A second study co-authored by NCSU’s Rob Handfield shows that product development teams can reap significant quality and cost benefits from socialising with people who work for their suppliers.

The first study focussed on cross-functional product development teams, which bring together engineers, researchers and business personnel.

The diverse backgrounds of the team members means there is a focus on finance and marketing, as well as design and functionality, from the beginning of the product-development process. But that diversity also makes effective communication essential, in order to ensure that team members are collaborating rather than working at cross-purposes.

The study finds that “interactional fairness perception” affects “cross-functional communication”. In other words, Bohlmann explains, “If you think you are being treated well, you are going to work well with others on your team.”

Bohlmann, associate professor of marketing at NCSU, said that the study evaluated whether team members felt they were being well treated by their project leader. This evaluation included questions as to whether team members felt their leader was honest, kind and considered the viewpoints of team members.

Bohlmann said the results of the study show that if a team’s leader was perceived as “basically being a nice guy, then team members showed a significant increase in commitment to the team’s success and to the project they were working on”.

This increase in commitment is important, Bohlmann explains, because it leads to enhanced performance in meeting team goals.

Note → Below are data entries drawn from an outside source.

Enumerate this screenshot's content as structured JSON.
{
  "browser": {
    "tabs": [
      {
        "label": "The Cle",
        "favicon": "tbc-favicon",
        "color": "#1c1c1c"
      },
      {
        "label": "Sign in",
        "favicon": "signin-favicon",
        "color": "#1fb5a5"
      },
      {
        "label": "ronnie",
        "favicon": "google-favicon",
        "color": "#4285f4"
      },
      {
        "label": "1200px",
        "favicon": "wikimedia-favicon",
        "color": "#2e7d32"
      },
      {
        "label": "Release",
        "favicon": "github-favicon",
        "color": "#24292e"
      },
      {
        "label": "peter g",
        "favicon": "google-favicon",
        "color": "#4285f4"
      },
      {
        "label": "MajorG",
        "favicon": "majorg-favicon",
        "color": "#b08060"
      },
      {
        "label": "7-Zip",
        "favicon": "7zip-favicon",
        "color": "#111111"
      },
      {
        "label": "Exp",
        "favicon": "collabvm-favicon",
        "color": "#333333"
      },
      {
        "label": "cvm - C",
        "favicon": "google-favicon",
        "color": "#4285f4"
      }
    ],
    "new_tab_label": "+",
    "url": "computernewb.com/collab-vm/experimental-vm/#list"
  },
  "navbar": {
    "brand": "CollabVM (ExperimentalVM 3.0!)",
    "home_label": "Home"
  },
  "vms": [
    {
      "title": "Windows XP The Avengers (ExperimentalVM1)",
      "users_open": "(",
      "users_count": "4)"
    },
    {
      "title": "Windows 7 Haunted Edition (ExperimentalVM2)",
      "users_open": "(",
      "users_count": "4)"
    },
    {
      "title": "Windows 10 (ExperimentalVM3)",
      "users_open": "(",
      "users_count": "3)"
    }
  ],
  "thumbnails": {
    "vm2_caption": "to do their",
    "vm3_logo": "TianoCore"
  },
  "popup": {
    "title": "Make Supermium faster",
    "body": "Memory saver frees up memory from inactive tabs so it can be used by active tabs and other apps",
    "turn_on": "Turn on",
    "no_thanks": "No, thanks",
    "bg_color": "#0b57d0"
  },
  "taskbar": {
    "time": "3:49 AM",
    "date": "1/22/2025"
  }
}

If the Bohlmann study tells us that nice guys finish first, the Handfield study finds that playing well with others can give a company an edge when it comes to product development, according to a NCSU release.

Specifically, the Handfield study shows that significant cost and quality benefits can result from informal socialising between employees of a product-development company and those companies that supply the product developers with material and labour.

Handfield explains that informal socialising, like going out to dinner after a meeting, can lead to considering new ideas that take advantage of the different perspectives and experience that suppliers can provide - and ultimately provide product developers with meaningful input.

These findings were both published in the March issue of the Journal of Product Innovation Management.